Keeping the Dumpas legacy alive


Keeping traditions alive: Members of the Dumpas community showcase traditional wedding attire during the Kaamatan Festival in Sandakan, Sabah.

TELUPID: The Dumpas were once a vibrant community in Sabah, a nomadic people who moved from place to place, bringing with them their own customs, such as burying their dead in coffins that are then stored in caves.

Once known as the Sugpan tribe, they changed their name to Dumpas in the belief that it would break their “connection” with a smallpox epidemic that hit them, and allow them to thrive.

They got over smallpox but time has been harder to beat. Over the years, their language, culture and identity have slowly disappeared.

The community is now down to about 5,000 people, concentrated mainly in seven villages in the Telupid district, a rural area in central Sabah.

The Dumpas have often been grouped as a sub-ethnic community under the Dusun umbrella. And now, they are struggling to retain their own identity.

The Dusun label does not fully reflect who they are, and the identity of the Dusun has come to overshadow the unique language and cultural traits of the Dumpas.

The Dumpas language is the clearest marker of that distinction, said Sabah Dumpas Association deputy president, Bidin Angau, 65.

“Since the establishment of the association in 2015, we have been working to be recognised as our own ethnic group.

“Our community is very small and not widely known, even within Sabah, never mind Peninsular Malaysia. If we continue to be seen only as a sub-ethnic group, it becomes harder for people to recognise who we really are,” he said.

“Our language is different.
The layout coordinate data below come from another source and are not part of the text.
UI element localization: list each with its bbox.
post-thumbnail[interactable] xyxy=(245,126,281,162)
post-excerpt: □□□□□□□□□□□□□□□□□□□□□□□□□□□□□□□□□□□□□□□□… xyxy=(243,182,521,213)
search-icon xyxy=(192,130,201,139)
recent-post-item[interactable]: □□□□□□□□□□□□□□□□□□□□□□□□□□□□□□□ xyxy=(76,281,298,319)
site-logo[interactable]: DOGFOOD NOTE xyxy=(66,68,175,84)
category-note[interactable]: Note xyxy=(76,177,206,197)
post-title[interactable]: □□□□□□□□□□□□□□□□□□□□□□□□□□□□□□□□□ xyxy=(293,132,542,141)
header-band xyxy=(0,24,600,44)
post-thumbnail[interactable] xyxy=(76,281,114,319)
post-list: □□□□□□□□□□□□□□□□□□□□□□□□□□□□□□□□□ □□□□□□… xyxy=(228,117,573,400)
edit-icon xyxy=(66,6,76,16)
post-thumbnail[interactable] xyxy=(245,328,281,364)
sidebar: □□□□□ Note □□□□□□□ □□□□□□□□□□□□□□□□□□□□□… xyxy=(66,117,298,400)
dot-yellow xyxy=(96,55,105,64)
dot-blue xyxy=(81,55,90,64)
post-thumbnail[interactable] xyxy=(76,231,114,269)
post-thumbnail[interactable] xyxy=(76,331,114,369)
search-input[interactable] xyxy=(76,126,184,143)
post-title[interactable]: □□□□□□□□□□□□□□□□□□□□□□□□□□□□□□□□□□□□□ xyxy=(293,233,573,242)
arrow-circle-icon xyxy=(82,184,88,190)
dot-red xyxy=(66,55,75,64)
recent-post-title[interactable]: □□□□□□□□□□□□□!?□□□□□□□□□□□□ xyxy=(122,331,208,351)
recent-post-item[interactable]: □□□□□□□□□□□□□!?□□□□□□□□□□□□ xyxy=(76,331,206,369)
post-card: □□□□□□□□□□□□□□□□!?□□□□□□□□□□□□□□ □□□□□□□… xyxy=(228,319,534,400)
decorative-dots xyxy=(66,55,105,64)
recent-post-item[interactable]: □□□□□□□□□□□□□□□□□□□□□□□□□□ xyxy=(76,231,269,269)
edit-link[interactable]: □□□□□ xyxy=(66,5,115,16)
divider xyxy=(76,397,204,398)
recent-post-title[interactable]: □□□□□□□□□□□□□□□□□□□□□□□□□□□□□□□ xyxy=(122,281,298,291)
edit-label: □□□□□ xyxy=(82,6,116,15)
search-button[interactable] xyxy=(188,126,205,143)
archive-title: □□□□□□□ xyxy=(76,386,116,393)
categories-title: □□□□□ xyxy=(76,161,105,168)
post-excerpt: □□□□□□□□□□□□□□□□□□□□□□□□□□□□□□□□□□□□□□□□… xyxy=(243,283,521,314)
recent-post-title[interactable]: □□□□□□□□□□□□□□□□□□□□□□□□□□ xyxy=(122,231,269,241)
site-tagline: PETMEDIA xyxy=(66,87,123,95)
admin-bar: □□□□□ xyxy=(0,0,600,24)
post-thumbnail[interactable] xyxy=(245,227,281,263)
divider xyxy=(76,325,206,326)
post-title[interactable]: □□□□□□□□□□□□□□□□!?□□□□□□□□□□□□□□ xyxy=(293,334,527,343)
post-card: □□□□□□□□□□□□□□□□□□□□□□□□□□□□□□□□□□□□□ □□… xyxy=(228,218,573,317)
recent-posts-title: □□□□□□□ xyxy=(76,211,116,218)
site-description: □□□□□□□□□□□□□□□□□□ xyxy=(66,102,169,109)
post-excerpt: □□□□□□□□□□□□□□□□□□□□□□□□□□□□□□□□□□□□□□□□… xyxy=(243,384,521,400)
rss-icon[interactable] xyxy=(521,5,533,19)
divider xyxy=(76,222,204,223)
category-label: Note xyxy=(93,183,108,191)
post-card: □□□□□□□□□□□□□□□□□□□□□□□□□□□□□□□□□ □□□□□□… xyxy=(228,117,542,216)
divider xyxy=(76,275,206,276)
It may sound familiar to neighbouring communities, but it is not fully Dusun and not fully Sungai either.”

Concern over the gradual fading of the Dumpas language has driven what the community now sees as its most important effort – compiling a dictionary.

Working with Dewan Bahasa dan Pustaka, the project began in 2021. Dumpas elders have compiled more than 5,000 words, and the dictionary is now in the final stages of editing.

“When it is completed, we want the Dumpas community to stand on equal footing with other ethnic groups, and to leave this dictionary as a legacy for future generations,” said Bidin.

The effort is led largely by elders in their 60s and 70s.

“Children no longer speak their mother tongue naturally,” said Baung Titing, 72, a native chief representative.

“If we do not strengthen our identity now, especially our language, it will fade.”

Association president Abdul Wahab Abd Gani hopes to publish the dictionary next year.

“I intend to distribute copies to libraries at universities, so researchers and students can study who the Dumpas are,” he said.

Dumpas identity is also expressed through what can be seen and touched, especially traditional attire with intricate embroidery – every bead sewn by hand.

Nasrah Titing, from the association’s cultural bureau said: “Before 2015, we were already bringing Dumpas culture out through traditional dance and attire whenever we were invited.”

For the community, the hope is simple – that the Dumpas will no longer exist only as a footnote.